The Stanford Arabic segmenter can't do true lemmatization. However, it is possible to train a new model to do something like stemming:
- تكتبون ← ت+ كتب +ون
- يتصل ← ي+ تصل
If it is very important that the output is real Arabic lemmas ("تصل" is not a true lemma), you might be better off with a tool like MADAMIRA (http://nlp.ldeo.columbia.edu/madamira/).
Elaboration: The Stanford Arabic segmenter produces its output character-by-character using only these operations (implemented in edu.stanford.nlp.international.arabic.process.IOBUtils
):
- Split a word between two characters
- Transform lil- (للـ) into li+ al- (ل+ الـ)
- Transform ta (ت) or ha (ه) into ta marbuta (ة)
- Transform ya (ي) or alif (ا) into alif maqsura (ى)
- Transform alif maqsura (ى) into ya (ي)
So lemmatizing يتصل to ي+ اتصل would require implementing an extra rule, i.e., to insert an alif after ya or ta. Lemmatization of certain irregular forms would be completely impossible (for example, نساء ← امرأة).
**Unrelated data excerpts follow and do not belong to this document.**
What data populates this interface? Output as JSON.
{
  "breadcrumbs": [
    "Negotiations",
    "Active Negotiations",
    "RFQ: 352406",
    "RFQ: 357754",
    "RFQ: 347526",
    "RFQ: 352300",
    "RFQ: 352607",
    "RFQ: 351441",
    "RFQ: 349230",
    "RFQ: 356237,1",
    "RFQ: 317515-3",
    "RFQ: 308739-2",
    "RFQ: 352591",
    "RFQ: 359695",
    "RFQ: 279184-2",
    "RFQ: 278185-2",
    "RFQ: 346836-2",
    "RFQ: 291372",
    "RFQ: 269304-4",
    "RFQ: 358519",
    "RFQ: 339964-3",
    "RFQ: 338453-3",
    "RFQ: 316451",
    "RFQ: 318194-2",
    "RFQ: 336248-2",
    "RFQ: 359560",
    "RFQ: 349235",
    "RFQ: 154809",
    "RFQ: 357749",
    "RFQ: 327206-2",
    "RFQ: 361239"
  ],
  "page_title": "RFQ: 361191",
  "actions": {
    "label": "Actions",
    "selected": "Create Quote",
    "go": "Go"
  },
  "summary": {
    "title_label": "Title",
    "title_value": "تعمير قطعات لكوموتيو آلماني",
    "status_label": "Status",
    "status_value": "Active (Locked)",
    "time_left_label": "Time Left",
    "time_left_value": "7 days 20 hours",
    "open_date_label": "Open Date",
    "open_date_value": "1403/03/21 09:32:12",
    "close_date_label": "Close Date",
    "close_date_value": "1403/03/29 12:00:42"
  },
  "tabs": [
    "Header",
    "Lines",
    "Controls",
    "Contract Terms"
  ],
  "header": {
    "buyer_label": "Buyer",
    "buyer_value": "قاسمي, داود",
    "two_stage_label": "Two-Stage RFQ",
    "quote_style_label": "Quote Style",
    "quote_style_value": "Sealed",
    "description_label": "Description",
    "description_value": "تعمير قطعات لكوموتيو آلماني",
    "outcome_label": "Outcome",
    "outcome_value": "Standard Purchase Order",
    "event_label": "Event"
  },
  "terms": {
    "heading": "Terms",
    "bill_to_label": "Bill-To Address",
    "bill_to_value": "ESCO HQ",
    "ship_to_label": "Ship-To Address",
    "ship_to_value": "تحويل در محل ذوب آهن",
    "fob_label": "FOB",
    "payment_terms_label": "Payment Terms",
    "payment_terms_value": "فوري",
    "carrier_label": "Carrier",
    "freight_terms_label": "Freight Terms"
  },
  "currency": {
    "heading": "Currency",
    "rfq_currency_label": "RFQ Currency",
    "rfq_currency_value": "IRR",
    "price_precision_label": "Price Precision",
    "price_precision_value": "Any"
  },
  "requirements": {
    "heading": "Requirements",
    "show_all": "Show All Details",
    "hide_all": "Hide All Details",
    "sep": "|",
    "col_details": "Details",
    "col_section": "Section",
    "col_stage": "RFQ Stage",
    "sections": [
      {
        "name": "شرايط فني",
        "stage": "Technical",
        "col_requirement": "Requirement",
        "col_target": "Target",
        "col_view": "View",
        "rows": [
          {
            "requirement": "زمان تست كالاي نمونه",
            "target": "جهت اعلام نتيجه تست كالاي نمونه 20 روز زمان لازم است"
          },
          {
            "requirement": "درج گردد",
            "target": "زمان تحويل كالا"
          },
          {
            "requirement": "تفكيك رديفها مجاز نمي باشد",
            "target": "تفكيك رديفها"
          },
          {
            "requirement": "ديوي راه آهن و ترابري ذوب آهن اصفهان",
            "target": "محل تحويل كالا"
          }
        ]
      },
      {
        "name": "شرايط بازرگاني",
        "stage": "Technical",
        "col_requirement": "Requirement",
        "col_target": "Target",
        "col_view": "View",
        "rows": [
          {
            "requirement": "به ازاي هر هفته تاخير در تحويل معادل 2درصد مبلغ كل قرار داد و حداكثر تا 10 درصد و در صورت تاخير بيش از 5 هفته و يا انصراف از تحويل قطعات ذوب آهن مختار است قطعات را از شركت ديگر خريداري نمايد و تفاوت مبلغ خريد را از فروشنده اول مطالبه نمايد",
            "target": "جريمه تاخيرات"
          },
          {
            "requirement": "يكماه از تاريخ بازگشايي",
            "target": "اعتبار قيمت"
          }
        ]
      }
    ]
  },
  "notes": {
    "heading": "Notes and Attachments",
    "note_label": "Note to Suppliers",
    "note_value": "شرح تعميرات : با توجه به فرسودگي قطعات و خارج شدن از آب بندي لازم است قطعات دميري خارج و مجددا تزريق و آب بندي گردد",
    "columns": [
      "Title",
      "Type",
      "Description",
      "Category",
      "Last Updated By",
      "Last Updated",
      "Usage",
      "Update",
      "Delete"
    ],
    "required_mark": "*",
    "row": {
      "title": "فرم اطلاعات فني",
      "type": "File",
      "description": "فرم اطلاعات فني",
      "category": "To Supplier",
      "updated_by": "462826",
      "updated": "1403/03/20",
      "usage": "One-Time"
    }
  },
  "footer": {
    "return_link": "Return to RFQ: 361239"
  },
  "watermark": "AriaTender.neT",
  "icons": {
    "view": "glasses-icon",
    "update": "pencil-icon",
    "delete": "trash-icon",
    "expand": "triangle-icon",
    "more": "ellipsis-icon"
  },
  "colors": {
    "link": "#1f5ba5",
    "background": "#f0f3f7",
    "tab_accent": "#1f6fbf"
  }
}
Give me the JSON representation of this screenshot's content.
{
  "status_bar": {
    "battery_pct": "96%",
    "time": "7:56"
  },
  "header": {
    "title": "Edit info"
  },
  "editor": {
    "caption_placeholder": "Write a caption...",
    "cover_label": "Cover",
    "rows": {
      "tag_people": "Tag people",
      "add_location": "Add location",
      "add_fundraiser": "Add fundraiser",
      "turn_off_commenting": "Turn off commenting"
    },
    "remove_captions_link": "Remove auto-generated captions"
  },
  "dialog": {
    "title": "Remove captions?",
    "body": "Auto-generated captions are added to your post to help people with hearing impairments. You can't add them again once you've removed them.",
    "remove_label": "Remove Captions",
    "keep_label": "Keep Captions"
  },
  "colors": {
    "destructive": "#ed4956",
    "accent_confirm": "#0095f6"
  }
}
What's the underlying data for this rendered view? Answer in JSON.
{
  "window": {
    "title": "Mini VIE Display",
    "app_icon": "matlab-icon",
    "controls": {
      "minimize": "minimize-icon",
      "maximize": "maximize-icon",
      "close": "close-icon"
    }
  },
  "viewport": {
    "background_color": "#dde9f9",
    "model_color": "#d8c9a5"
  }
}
The version of the Stanford segmenter available for download also only breaks off pronouns and particles:
وسيكتشفونه ← و+ س+ يكتشفون +ه
However, if you have access to the LDC Arabic Treebank or a similarly rich source of Arabic text with morphological segmentation annotated, it is possible to train your own model to remove all morphological affixes, which is closer to lemmatization:
وسيكتشفونه ← و+ س+ ي+ كتشف +ون +ه
Note that "كتشف" is not a real Arabic word, but the segmenter should at least consistently produce "كتشف" for تكتشفين ,أكتشف ,يكتشف, etc. If this is acceptable, you would need to change the ATB preprocessing script to instead use the morphological segmentation annotations. You could do this by replacing the script called parse_integrated
with a modified version like this: https://gist.github.com/futurulus/38307d98992e7fdeec0d
Then follow the instructions for "TRAINING THE SEGMENTER" in the README.